Prix immobiliers : Il est désormais clair qu’il faut des statistiques de qualité sur les prix immobiliers, car ils influent sur la consommation des ménages, mais aussi parce que leur surveillance s’impose quand la politique monétaire cherche à encourager les dépenses et l’investissement. Avant la crise, les statistiques des prix immobiliers étaient assez peu nombreuses et se prêtaient mal aux comparaisons internationales. En 2010, la BRI a commencé à diffuser des statistiques sur les prix de l’immobilier résidentiel, mais il faut encore en améliorer la cohérence. Des indices des prix de l’immobilier commercial sont aussi élaborés.

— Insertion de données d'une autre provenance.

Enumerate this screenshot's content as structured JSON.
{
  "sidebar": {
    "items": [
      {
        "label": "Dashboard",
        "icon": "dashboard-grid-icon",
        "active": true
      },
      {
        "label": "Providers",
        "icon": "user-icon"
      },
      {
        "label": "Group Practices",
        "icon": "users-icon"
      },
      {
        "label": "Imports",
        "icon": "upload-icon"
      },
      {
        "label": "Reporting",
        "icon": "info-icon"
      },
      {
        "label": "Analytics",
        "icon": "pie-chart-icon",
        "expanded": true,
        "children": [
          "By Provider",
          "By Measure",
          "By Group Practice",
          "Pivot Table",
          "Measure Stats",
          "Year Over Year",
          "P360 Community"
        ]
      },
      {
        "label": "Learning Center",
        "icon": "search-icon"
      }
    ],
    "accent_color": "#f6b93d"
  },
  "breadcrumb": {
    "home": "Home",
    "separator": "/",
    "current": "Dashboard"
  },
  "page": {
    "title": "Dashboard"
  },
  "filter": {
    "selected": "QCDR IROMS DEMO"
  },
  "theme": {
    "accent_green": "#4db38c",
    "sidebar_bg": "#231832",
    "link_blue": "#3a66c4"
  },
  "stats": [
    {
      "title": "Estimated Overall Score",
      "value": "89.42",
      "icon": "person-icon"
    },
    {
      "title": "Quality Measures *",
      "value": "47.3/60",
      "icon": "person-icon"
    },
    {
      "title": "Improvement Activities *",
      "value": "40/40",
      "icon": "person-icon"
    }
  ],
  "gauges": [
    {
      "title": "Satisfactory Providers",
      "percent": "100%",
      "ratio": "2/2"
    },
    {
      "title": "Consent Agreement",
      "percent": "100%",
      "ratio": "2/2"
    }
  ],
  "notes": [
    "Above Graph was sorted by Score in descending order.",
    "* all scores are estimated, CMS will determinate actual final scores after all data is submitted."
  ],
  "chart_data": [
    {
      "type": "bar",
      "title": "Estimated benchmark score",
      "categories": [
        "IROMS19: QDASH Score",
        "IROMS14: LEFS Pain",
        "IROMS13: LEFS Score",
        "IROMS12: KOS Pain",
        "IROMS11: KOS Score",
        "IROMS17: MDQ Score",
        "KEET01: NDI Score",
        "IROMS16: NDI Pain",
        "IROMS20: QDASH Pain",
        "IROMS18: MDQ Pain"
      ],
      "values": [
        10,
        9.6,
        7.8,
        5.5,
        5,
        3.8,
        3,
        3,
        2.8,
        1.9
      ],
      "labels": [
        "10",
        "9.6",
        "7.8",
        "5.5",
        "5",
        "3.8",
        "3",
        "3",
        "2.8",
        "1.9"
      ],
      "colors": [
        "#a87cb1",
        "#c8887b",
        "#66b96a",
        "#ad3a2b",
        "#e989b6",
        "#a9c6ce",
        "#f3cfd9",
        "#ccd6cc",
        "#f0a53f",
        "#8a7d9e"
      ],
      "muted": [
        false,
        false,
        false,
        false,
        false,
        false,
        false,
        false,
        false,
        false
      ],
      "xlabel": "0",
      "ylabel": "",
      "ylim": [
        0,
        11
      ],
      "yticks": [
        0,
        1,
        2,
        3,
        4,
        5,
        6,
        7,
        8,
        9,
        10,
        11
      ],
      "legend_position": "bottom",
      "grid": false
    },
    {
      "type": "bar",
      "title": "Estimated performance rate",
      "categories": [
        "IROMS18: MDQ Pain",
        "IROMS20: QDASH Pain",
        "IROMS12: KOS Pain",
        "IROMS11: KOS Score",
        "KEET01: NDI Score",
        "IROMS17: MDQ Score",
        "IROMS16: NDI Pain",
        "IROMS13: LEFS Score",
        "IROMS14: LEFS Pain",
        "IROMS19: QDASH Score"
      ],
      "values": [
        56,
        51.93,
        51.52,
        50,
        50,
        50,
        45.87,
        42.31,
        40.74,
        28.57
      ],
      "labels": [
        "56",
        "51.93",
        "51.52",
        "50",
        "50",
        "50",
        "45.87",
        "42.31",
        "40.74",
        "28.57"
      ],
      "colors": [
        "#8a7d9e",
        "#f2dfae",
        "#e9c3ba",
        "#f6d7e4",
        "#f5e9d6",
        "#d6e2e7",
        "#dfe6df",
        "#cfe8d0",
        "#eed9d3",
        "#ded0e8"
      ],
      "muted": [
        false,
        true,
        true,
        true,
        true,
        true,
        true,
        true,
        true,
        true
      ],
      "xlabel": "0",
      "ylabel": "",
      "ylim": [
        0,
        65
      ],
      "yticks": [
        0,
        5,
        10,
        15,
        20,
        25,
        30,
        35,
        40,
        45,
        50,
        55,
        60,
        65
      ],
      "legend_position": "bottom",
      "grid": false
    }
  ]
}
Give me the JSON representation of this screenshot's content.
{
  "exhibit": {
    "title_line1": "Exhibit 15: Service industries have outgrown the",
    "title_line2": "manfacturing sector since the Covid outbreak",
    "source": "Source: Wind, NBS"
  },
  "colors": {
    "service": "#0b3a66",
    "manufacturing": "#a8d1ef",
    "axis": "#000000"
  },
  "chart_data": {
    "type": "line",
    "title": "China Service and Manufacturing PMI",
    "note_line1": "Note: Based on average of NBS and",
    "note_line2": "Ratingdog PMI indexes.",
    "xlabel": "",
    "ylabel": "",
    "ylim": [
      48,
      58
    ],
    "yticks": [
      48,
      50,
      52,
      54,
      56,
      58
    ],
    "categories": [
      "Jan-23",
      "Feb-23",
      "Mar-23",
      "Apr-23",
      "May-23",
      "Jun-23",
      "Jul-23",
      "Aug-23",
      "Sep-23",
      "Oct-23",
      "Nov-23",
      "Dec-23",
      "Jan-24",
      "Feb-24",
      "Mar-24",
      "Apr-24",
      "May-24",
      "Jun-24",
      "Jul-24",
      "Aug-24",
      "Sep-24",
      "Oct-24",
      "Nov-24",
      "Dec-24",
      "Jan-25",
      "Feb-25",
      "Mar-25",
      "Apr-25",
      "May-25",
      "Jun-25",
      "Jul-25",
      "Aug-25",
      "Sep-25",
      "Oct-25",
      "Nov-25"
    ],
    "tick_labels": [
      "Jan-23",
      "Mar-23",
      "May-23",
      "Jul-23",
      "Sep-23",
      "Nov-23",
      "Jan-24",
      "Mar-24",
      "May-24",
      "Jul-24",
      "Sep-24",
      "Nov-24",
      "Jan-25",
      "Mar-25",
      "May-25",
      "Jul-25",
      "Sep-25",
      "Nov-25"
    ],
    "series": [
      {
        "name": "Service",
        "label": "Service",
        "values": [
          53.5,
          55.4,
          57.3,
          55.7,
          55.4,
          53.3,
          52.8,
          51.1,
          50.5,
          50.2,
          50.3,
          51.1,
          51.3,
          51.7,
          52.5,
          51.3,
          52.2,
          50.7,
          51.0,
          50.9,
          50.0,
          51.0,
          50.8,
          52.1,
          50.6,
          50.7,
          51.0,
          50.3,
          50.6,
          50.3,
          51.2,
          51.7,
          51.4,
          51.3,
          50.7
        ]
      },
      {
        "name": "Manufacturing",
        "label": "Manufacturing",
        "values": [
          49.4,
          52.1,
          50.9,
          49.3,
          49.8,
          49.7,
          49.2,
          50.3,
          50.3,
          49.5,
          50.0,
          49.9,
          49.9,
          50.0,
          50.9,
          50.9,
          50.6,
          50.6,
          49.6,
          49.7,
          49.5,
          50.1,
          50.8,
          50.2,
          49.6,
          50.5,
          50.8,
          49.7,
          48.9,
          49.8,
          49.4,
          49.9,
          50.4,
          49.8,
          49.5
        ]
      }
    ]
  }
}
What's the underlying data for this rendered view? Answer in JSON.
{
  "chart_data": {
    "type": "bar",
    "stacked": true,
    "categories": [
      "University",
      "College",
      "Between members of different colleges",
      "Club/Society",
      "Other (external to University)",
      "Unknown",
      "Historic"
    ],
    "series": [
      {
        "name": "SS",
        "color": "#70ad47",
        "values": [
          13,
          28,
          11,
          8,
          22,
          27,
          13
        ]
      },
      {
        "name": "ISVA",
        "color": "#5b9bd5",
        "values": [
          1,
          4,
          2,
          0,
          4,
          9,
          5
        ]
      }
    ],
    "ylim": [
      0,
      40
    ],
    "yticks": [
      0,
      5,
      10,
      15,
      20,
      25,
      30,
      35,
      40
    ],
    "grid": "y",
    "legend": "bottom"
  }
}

Bien qu’elle concerne surtout les pays du G-20, les 188 pays membres du FMI profitent aussi indirectement de cette initiative.

L’initiative a également contribué à améliorer la déclaration des données. Au FMI, elle a facilité l’adoption de nouvelles normes avancées de diffusion des données pour les pays qui jouent un rôle essentiel sur les marchés de capitaux internationaux et dont les établissements sont interconnectés par le biais des prêts interbancaires et des prêts de titres, des accords de pension et des contrats sur dérivés. En outre, un site en ligne, Principal Global Indicators, a été lancé : il contient des données sur les pays du G-20 et sur 14 autres pays ayant un secteur financier d’importance systémique.

Prochaine phase

Il n’est pas facile de fournir des données complètes normalisées, régulières et actuelles qui soient fiables et de qualité et reflètent les évolutions conjoncturelles des pays et des systèmes financiers. Pourtant, les efforts déployés récemment montrent que le défi peut être relevé avec une coopération mondiale. Pour que les investissements dans l’initiative sur les déficits de données soient payants, tous les acteurs mondiaux doivent tenir le rythme et continuer de se coordonner alors que débute la deuxième phase.

Evrim Bese Goksu est économiste au Département des statistiques du FMI et Robert Heath a été Directeur adjoint de ce département.